California at the Marciano

Liz Larner, i (calefaction), 2014-15
The Marciano Art Foundation is the city's most contemporary not-quite-a-museum. The current top-floor installation, "California Artists in the Marciano Collection," presents 30 well-known artists, but the works offer more than names ticked off a shopping list. An instant fave is a ceramic wall sculpture by Liz Larner, i (calefaction). The form is poised between skateboard deck, surfboard, and coffee table. The mineral-disrupted surface makes a numinous "painting."
Installation view, with Evan Holloway's Wheeled Triangle, 2014
The Marciano mostly shows art created this decade (though in this case Barbara Kruger and Ed Ruscha offer the historical gravitas of the 1980s). Artists include John Baldessari, Sadie Barnette, Walead Beshty, Thomas Demand, Kristen Everberg, Charles Gaines, Mark Grotjahn, Elliott Hundley, Paul McCarthy, Raymond Pettibon, Charles Ray, Sterling Ruby, Analia Saban, Kaari Upson, and Jonas Wood. Catherine Opie commands an adjacent gallery (Liz Taylor gewgaws and platinum-print freeways). A hallway shows works by German-born Neoromantic Friedrich Kunath.

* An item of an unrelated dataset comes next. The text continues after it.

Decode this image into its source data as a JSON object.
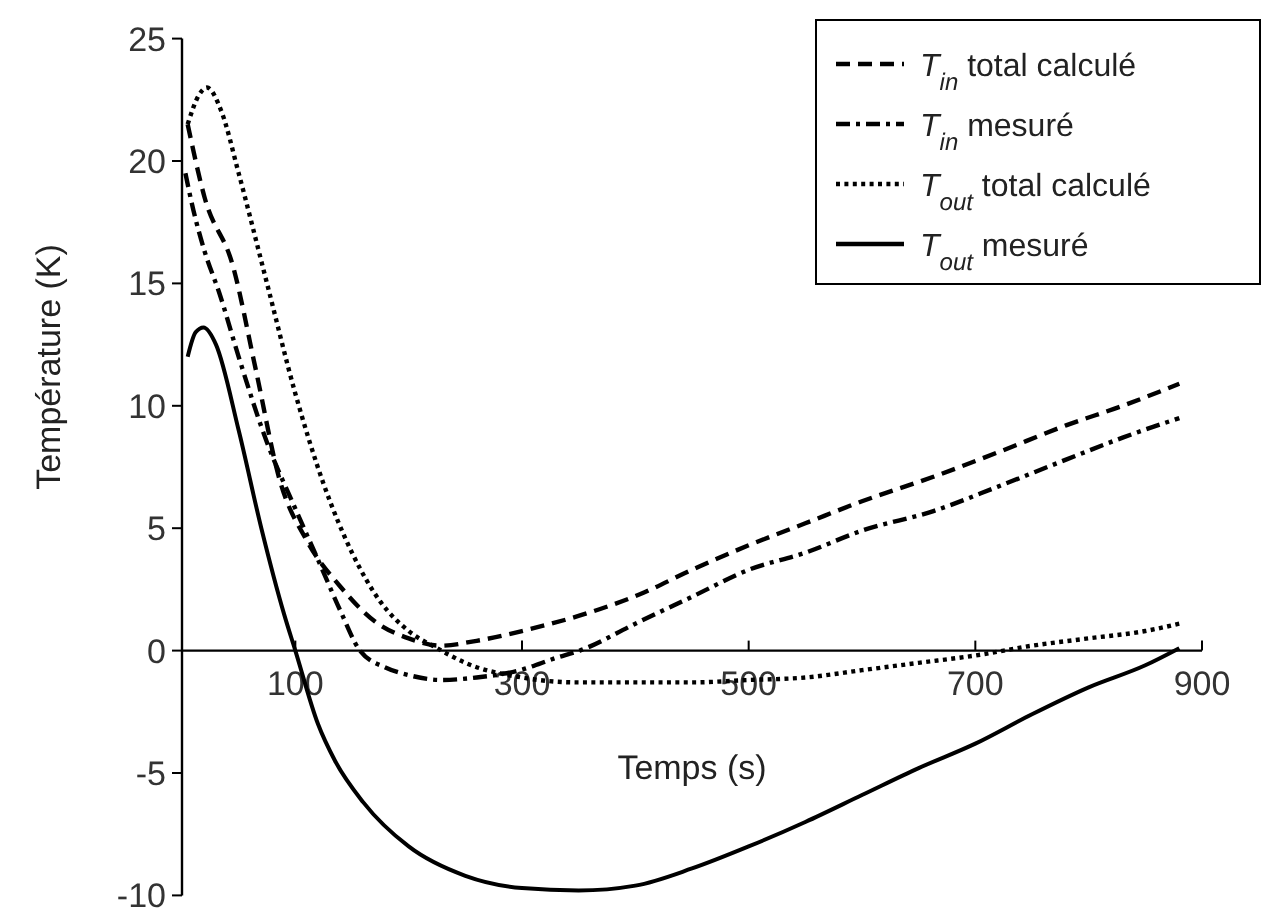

Ed Ruscha, Lost Empires Living Tribes, 1984
Paul McCarthy, Chocolate Silicone Block Head, 1999-2000. Background at right is part of Mimi Lauter's multi-piece pastel mural, Sensus Oxynation (Moonrise), 2017
Mark Bradford, Building "The Big White Whale", 2012
Paul Sietsema, Black Painting, 2017
To create Black Painting, Paul Seitsema pooled black paint over a black landline phone, photographed it, and then did a trompe l'oeil painting of the photograph.
Works by Mike Kelley
Friedrich Kunath, Hermes Gypsy (after Jéróme Coudray), 2012
Sadie Barnette, installation of untitled 2018 works
Kaari Upson, Angelina 11:25 am, 2014
One ongoing problem with the Marciano's top floor space is reflections. Actual trees are reflected on Charles Gaines Numbers and Trees (2014), a conceit that is not so charming as it may sound. Glazed and glossy works installed in the two outfacing corridors are almost impossible to see properly.